Ne ha discusso in questo podcast con Giulio Coraggio e Tommaso Ricci di DLA Piper con un approccio decisamente aperto e spontaneo, condito dalla sua simpatia che rende ogni discussione sempre molto piacevole.

Sulla sentenza Schrems II, è possibile leggere l’articolo “Avete una metodologia per valutare i trasferimenti di dati extra SEE dopo la sentenza Schrems II?” e potete iscrivervi alla nostra newsletter “Innovation Law Insights”, scrivendo a eventi@dlapiper.com

La trascrizione del podcast è disponibile di seguito:

Giulio Coraggio: Buongiorno a tutti, sono Giulio Coraggio, responsabile del settore Technology dello studio legale DLA Piper e sono qui oggi con il mio collega, Tommaso Ricci, e con un ospite d’eccezione, il professor Pierluigi Perri, Professore di sicurezza informatica privacy e protezione dei dati sensibili all’Università di Milano. Pierluigi grazie di aver accettato il nostro invito.

Pierluigi Perri: Grazie a voi veramente per l’invito e grazie per la generosa presentazione, è davvero un piacere essere con voi.
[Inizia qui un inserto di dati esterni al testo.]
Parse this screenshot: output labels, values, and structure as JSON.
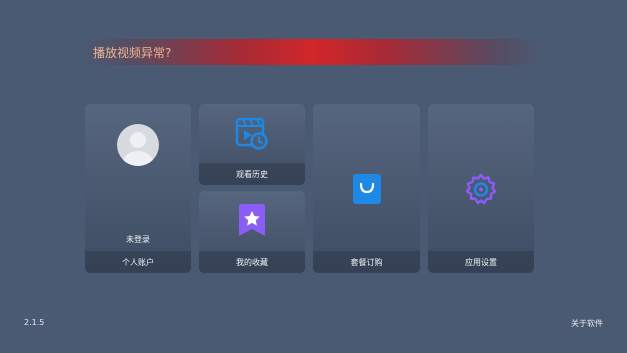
{
  "banner": {
    "text": "播放视频异常?"
  },
  "cards": {
    "account": {
      "status": "未登录",
      "label": "个人账户",
      "icon": "avatar-icon"
    },
    "history": {
      "label": "观看历史",
      "icon": "history-icon"
    },
    "favorites": {
      "label": "我的收藏",
      "icon": "favorites-icon"
    },
    "subscription": {
      "label": "套餐订购",
      "icon": "shopping-bag-icon"
    },
    "settings": {
      "label": "应用设置",
      "icon": "gear-icon"
    }
  },
  "footer": {
    "version": "2.1.5",
    "about": "关于软件"
  },
  "colors": {
    "background": "#4a5a72",
    "banner_red": "#d2262a",
    "banner_text": "#f2b38d",
    "icon_blue": "#1e88e5",
    "icon_purple": "#8b5cf6"
  }
}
Giulio Coraggio: Ti ringraziamo per averci invitato a fare delle presentazioni durante i corsi che sono sempre innovativi. Ne parlavamo prima di iniziare questo podcast, un corso in privacy e protezione della sicurezza informatica quando noi facevamo l’Università non esisteva e forse neanche ai tempi in cui la faceva Tommaso. Quindi siete degli innovatori comunque in un epoca in cui il cambiamento è veloce.
Ecco qui ci siamo qui per discutere con te la famosissima sentenza Schrems II che in qualche modo ci ha rovinato l’estate perché era il 16 luglio 2020, il compleanno di mia figlia.

Schrems dopo aver invalidato per fatti invalidare il Safe Harbour nel 2015 ha attaccato una cosa più grossa perché non solo ha affatto invalidare dalla Corte di Giustizia europea il Privacy Shield, ma la corte di giustizia europea ha anche detto che le cosiddette Standard Contractual Clauses potrebbero non essere sempre un idoneo strumento di trasferimento dei dati verso Paesi terzi in primis verso gli Stati Uniti perché richiedono una valutazione caso per caso in quanto la normativa del Paese che riceve i dati potrebbe porre nella situazione in cui il data importar non è in grado di conformarsi agli obblighi di cui alle Clausole Contrattuali Standard.

La prima domanda che ti farei è se ti aspettavi una sentenza con una portata così ampia forse l’invalidazione del privacy shield ce l’aspettavamo, ma un’estensione alle Clausole Contrattuali Standard te l’aspettavi?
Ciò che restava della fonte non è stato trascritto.